NEW YORK—More than a quarter of New Yorkers have high blood pressure. Cutting back on salt is one of the key ways to manage this condition.
The good news is that you don’t have to throw away the salt shaker to reduce your sodium by a lot. That’s because only about 10 percent of the sodium we consume comes from the salt we add at the table or while cooking. The vast majority comes from processed foods.
Americans get about 11 percent of their calories from fast food, which is much higher in sodium than home-cooked food.
An ounce of beef has around 19 milligrams of sodium. A regular-size MacDonald’s hamburger (about 1 to 2 ounces) with all the fixings has about 480 milligrams. If you opt for McD’s quarter-pounder with bacon and cheese, you’ll be consuming 1,440 milligrams of sodium, nearly two-thirds of the recommended maximum daily intake of 2,300 milligrams.
Subway sandwiches, which have a reputation for being healthier, are actually not better when it comes to salt. With 1,470 milligrams, a 6-inch Big Hot Pastrami has more sodium than MacDonald’s quarter-pounder. A 6-inch tuna sub packs 600 milligrams of sodium—more than McD’s regular burger.

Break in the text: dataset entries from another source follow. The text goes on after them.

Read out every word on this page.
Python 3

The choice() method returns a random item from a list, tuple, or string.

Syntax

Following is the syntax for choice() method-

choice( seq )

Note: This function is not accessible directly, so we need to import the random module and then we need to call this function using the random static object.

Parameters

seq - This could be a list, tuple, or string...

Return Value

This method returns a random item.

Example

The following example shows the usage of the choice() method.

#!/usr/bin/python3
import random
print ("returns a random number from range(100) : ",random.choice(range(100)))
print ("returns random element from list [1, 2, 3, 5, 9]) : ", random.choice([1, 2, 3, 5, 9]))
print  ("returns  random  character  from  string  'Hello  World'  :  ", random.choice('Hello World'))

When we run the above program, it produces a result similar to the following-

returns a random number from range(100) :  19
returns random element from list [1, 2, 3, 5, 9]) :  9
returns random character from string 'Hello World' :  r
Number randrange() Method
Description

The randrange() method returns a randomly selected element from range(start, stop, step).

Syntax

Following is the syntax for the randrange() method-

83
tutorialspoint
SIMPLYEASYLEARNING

A key to cutting salt is to check what you buy. Foods like bread, canned beans, and soups, as well as condiments like ketchup, can all add surprising amounts of salt.
According to the USDA, a single slice of whole-wheat bread can have 340 milligrams of sodium, a figure that makes McDonald’s burger almost seem not so bad.
Annie King, a volunteer who has been on the high blood pressure task force of New York City’s health department for over eight years, advises people to read the labels of everything they buy.
“There’s so much hidden sodium in the food that you’ll be surprised at what you’re taking in,” she said at a health fair in Brooklyn on July 23.
King has high blood pressure herself and says that eating less salt and sugar helps her manage it. She also credits cutting salt with helping her lose weight.
No Need for Salt-Free
Salt has a bad reputation of being a big contributor to hypertension. But what many people don’t know is that the body needs salt to maintain a healthy blood pressure. Salt also allows the body to properly regulate fluid balance and is necessary for the nerves and muscles to function.
When sodium levels become too low—which can happen because of drinking too much water, using diuretics, or taking some anti-depressants or pain medications—a condition called hyponatremia can develop.
Hyponatremia causes cells to swell to dangerous levels, leading to symptoms like nausea and vomiting, headaches, confusion, loss of energy and fatigue, restlessness and irritability, muscle weakness, spasms, or cramps, seizures, and even coma, according to the Mayo Clinic.
Multiple studies have failed to find a solid link between sodium intake and heart disease or stroke, providing another reason not to abandon salt completely.
A review of federal health data conducted by researchers at Albert Einstein College in New York found “a significantly increased risk of death from cardiovascular disease associated with lower sodium diets,” even after accounting for risk factors like smoking, diabetes, and blood pressure.
A study published in the American Journal of Hypertension also found no definitive connection between reduced-salt diets and decreased risk of heart disease, although salt reduction appeared to be of some benefit in lowering blood pressure.
The Centers for Disease Control recommends keeping the daily sodium intake to no more than 2,300 milligrams, with a lower limit of 1,500 milligrams for African-Americans, all individuals over 51 years of age, and people with diabetes, hypertension, or kidney disease.
It’s important to note that not all salt is equal. Sea salt contains trace minerals and usually none of the anti-caking chemicals found in regular, processed salt.
This article is provided for information only and is not meant to prescribe medical care. Please consult a physician for treatment of any medical problems.